Engineering Contradictions & Design Principles
Engineering Contradiction Analysis
1Area of stationary object
If multiple cameras are used to increase field of view, then the ability to visualize the entire colon is improved, but the device complexity and difficulty of operation increase as physicians must look at multiple images at once
Solution Approach 1:
An AI-based processing system acts as an intermediary between the multiple cameras and the physician. The system receives video feeds from multiple cameras, processes them to identify polyps and target features, and presents only relevant information to the physician through alerts and highlighted regions, eliminating the need to manually monitor multiple camera feeds simultaneously
Solution Approach 2:
The system extracts and isolates only the most critical information (polyps and target features) from the complex multi-camera video feeds. By separating the detection function from the display function, the system presents physicians with only the essential alerts and locations rather than requiring them to process all camera images at once
2Area of stationary object
If wide-angle cameras are used to increase field of view, then the ability to examine the entire colon is improved, but image distortion at edges makes it difficult to accurately identify polyps
Solution Approach 1:
AI-based processing systems serve as intermediaries that receive distorted wide-angle images, correct the distortions, and identify polyps with high accuracy. The system processes images from multiple angles and synthesizes accurate representations, eliminating the need for physicians to manually correct distortions
Solution Approach 2:
The patent replaces manual image processing and visual inspection with automated AI-based image analysis. Neural networks and computer vision algorithms automatically detect, locate, and characterize polyps in distorted wide-angle images, providing accurate measurements and diagnoses without human intervention in the analysis process
3Area of stationary object
If multiple standard angle cameras are used, then the field of view is increased, but the quantity of information to process increases, overwhelming the physician
Solution Approach 1:
The AI processing system extracts only the most critical information (polyps and target features) from the massive amount of video data generated by multiple cameras. It filters out irrelevant information and presents only essential alerts to the physician, reducing the information quantity from megabytes of continuous video to minimal discrete alerts
Solution Approach 2:
The system performs self-service by automatically processing, analyzing, and prioritizing information from multiple cameras without requiring physician intervention.
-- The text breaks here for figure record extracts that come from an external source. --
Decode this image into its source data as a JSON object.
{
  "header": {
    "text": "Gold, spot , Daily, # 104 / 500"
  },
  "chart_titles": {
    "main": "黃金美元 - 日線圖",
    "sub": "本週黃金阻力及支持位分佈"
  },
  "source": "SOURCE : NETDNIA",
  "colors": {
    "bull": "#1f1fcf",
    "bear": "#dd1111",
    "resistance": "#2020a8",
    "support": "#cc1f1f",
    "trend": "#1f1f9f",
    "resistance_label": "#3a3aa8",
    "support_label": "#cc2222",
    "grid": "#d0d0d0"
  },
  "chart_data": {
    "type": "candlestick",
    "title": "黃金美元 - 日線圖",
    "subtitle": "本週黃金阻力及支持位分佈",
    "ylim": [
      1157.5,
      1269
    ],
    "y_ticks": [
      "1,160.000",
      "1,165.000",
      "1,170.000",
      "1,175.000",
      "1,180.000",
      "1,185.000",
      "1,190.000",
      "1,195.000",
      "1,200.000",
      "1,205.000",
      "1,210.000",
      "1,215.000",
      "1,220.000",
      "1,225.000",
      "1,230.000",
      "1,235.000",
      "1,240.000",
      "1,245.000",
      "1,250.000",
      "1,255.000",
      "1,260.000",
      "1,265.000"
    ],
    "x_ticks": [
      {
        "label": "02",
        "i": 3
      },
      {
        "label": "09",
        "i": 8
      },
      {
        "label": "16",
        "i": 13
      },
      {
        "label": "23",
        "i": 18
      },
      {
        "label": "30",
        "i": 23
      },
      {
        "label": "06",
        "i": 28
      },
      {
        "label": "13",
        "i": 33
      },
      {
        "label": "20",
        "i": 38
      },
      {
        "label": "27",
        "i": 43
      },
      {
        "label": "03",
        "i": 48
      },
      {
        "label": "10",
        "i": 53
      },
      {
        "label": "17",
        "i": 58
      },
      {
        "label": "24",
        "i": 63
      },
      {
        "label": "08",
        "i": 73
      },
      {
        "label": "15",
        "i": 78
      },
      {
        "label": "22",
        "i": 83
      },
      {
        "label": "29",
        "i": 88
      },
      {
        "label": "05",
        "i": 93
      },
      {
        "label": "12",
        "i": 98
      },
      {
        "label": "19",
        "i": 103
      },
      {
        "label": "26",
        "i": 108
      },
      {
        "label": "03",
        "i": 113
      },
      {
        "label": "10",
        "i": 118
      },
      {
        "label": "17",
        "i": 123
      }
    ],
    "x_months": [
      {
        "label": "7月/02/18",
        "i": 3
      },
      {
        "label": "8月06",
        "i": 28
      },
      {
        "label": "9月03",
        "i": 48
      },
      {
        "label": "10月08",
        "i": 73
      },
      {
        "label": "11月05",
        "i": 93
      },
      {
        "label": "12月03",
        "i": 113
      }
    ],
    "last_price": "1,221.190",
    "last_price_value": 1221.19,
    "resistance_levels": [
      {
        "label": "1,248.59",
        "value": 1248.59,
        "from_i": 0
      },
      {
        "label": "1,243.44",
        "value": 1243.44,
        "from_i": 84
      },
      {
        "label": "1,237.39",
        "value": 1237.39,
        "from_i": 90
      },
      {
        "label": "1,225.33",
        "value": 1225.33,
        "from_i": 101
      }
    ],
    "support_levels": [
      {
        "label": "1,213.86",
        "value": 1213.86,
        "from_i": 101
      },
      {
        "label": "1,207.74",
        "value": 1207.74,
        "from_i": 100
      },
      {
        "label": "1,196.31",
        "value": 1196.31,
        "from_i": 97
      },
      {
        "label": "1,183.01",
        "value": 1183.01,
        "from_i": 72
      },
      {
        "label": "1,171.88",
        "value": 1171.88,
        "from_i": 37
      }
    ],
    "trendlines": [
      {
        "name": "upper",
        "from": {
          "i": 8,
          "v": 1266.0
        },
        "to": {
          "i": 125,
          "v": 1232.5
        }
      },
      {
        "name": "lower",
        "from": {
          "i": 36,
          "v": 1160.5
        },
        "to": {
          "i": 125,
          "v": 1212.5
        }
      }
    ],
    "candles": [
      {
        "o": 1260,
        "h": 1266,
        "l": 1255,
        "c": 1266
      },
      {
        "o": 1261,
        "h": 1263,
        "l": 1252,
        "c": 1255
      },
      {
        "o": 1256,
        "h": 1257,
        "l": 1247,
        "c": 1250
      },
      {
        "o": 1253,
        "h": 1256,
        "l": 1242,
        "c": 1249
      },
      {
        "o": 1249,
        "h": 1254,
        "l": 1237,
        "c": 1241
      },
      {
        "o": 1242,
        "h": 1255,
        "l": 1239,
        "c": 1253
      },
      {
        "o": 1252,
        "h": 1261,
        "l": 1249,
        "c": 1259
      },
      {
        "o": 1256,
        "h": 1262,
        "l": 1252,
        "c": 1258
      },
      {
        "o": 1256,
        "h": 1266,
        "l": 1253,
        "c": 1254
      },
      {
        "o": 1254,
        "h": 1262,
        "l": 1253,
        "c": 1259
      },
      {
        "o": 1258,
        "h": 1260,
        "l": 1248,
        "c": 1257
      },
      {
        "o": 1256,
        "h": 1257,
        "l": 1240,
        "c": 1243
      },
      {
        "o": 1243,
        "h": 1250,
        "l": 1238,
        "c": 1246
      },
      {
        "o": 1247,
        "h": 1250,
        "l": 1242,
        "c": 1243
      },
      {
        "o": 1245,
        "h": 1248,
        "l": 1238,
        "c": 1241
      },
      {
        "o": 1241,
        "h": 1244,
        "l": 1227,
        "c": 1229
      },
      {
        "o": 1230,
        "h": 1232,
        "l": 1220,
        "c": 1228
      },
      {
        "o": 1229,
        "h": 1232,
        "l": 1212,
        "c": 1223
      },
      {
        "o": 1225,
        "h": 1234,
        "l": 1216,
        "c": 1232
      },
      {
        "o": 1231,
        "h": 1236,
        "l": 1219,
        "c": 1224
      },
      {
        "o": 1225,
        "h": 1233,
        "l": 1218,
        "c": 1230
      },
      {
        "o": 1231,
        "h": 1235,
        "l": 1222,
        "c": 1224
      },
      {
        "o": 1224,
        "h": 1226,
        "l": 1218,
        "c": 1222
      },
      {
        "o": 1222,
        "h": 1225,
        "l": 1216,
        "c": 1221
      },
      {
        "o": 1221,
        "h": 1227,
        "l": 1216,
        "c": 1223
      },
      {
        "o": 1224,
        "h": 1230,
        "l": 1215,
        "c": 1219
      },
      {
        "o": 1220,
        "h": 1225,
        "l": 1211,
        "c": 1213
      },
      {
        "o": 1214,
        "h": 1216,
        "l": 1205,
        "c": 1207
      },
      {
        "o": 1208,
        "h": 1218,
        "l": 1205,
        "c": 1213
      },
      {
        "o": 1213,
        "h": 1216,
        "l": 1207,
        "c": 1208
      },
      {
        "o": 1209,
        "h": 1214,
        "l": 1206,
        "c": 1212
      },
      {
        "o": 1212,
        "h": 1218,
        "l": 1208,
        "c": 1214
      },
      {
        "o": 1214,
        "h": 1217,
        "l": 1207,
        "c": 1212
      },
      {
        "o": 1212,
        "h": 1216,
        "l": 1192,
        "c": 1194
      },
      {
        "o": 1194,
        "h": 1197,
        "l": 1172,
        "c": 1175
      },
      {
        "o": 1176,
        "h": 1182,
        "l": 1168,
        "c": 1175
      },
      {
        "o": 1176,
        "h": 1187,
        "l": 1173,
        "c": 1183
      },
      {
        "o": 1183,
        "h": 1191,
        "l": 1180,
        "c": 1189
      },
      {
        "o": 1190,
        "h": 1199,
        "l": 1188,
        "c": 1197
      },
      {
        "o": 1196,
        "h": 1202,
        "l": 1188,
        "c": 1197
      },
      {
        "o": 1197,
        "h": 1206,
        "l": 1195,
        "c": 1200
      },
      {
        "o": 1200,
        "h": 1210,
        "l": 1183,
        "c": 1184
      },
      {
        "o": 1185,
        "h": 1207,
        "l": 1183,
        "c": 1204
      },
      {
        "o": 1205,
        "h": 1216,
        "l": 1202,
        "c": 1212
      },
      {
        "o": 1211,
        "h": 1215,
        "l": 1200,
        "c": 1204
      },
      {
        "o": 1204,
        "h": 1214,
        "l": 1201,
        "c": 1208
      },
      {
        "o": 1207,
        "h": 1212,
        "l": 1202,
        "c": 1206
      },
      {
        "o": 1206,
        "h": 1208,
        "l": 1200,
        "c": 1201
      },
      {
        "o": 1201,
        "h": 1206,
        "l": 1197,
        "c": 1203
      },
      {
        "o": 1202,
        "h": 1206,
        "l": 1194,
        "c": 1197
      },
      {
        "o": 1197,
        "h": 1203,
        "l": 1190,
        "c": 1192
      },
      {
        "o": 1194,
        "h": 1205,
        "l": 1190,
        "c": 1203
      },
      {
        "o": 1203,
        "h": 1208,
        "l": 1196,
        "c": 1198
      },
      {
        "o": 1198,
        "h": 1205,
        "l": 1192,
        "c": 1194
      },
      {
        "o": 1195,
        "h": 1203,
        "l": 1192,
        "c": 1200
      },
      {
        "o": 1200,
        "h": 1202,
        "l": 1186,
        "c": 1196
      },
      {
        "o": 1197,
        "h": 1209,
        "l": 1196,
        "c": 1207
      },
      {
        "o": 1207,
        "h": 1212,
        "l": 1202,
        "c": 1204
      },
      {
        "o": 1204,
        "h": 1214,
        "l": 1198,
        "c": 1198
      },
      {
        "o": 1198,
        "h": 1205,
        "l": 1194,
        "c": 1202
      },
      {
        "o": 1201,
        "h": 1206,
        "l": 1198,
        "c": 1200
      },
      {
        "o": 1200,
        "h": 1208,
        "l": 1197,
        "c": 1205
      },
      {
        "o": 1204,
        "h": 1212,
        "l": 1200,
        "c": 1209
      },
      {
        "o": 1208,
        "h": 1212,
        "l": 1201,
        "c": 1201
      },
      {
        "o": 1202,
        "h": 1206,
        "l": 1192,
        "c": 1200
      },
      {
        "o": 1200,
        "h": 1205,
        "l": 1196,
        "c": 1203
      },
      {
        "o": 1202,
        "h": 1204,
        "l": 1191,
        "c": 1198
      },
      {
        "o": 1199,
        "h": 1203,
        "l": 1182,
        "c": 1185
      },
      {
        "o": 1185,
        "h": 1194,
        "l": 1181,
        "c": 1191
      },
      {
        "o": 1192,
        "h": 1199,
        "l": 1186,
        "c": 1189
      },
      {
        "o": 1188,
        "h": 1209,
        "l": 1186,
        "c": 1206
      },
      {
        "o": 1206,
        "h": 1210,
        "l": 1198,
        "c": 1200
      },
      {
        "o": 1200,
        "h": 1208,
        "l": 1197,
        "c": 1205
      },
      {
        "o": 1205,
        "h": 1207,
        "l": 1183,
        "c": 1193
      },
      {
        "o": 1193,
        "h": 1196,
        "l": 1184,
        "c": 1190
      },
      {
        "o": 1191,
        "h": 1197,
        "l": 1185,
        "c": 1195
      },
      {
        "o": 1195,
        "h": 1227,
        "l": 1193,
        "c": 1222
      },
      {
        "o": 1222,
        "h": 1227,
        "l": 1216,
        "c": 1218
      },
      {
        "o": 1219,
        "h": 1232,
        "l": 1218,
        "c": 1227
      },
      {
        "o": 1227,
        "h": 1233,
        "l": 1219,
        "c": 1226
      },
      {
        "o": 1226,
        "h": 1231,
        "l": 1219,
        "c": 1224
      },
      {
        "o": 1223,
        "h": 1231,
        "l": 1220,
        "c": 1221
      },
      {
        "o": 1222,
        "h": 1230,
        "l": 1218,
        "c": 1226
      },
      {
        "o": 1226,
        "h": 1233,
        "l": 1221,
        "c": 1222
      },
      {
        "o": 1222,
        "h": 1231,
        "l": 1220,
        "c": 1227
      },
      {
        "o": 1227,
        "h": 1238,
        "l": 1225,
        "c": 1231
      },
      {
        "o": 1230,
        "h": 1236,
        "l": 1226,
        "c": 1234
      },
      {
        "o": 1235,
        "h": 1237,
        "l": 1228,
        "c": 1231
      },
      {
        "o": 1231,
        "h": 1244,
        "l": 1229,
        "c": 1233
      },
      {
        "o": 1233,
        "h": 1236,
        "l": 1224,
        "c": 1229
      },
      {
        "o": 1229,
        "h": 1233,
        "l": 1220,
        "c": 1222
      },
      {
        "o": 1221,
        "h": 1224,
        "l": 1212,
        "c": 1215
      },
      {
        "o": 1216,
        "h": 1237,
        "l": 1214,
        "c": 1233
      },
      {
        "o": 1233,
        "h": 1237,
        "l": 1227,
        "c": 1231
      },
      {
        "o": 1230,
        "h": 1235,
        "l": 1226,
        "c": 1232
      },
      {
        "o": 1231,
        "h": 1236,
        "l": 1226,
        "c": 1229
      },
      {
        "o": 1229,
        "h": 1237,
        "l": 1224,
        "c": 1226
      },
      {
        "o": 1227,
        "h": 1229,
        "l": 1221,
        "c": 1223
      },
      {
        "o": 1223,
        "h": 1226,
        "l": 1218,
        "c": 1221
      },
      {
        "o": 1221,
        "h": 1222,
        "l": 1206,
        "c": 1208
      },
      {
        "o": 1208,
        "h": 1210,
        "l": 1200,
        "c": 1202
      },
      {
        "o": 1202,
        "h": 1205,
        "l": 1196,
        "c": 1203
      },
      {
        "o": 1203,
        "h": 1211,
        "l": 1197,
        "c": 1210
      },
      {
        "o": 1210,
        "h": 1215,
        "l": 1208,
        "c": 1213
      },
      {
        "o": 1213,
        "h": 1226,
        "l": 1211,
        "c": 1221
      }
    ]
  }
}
The AI system autonomously monitors all camera feeds, detects polyps, and generates alerts, freeing the physician from the burden of manually processing large quantities of visual information
Data Source
AI summary
Methods and systems of analyzing and displaying medical videos are described herein. In some embodiments, the methods and systems may be used during an endoscopy procedure using a multi-camera endoscope having a first camera and a second camera. A method according to the present disclosure may include: receiving a first medical video from a first camera; receiving a second medical video from a second camera; detecting one or more target features of the second medical video using a pre-trained target feature detector comprising a neural network; generating an alert indicating the detection of the one or more target features in the second medical video; and displaying the first medical video and the alert on a display.